Here, the county of Arcadia is reminiscent of countries with strict Islamic rule, particularly with regard to their treatment of women. Mae is an alien concept to them; a fiercely independent woman who is also a deadly, elite soldier, not to mention untouched by the scars of Cain. As part of a diplomatic entourage, there is a fine line between being cooperative with their way of life and standing up for what’s right.
There’s one scene where Justin is cringing at how beneath Mae the household chores must be, but in reality, the praetorians are happy to be following orders. What is offensive to them is when another woman is put at risk by their actions.
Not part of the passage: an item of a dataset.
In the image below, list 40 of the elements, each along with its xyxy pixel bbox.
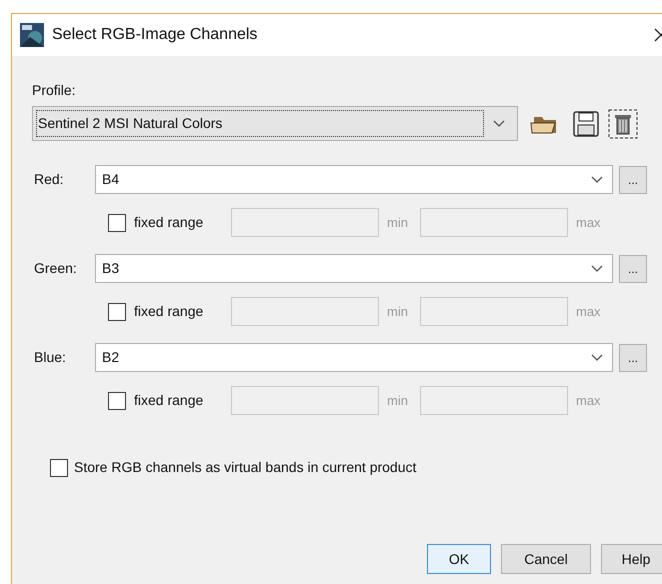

We also see how difficult it is for some of the women of Arcadia to accept different cultures too, they are too far indoctrinated into their hierarchy.
Back at home, the story follows Teresa who is starting an internship with a reporter from one of the less than reputable news channels. Anxiety levels are high as we, as the reader, know that this is not going to go well, that it’s getting uncomfortably close to the truth which could harm her new family and friends. But of course, she has no knowledge of what Justin really gets up to, so she thinks she is doing good. It’s edge of the seat stuff, waiting to see if she sees the light in time.
It’s a little slow to start, but soon the pace picks up and it’s a worthy follow up to Gameboard of the Gods. The beginning might be a bit recappy for some but I’m starting to realise this is only a big problem when the previous book is still fresh in your mind. I’m getting to the stage where a bit of a recap is quite nice as long as it attempts to weave itself into the story.
I’m loving this series and can’t wait to see where it all goes.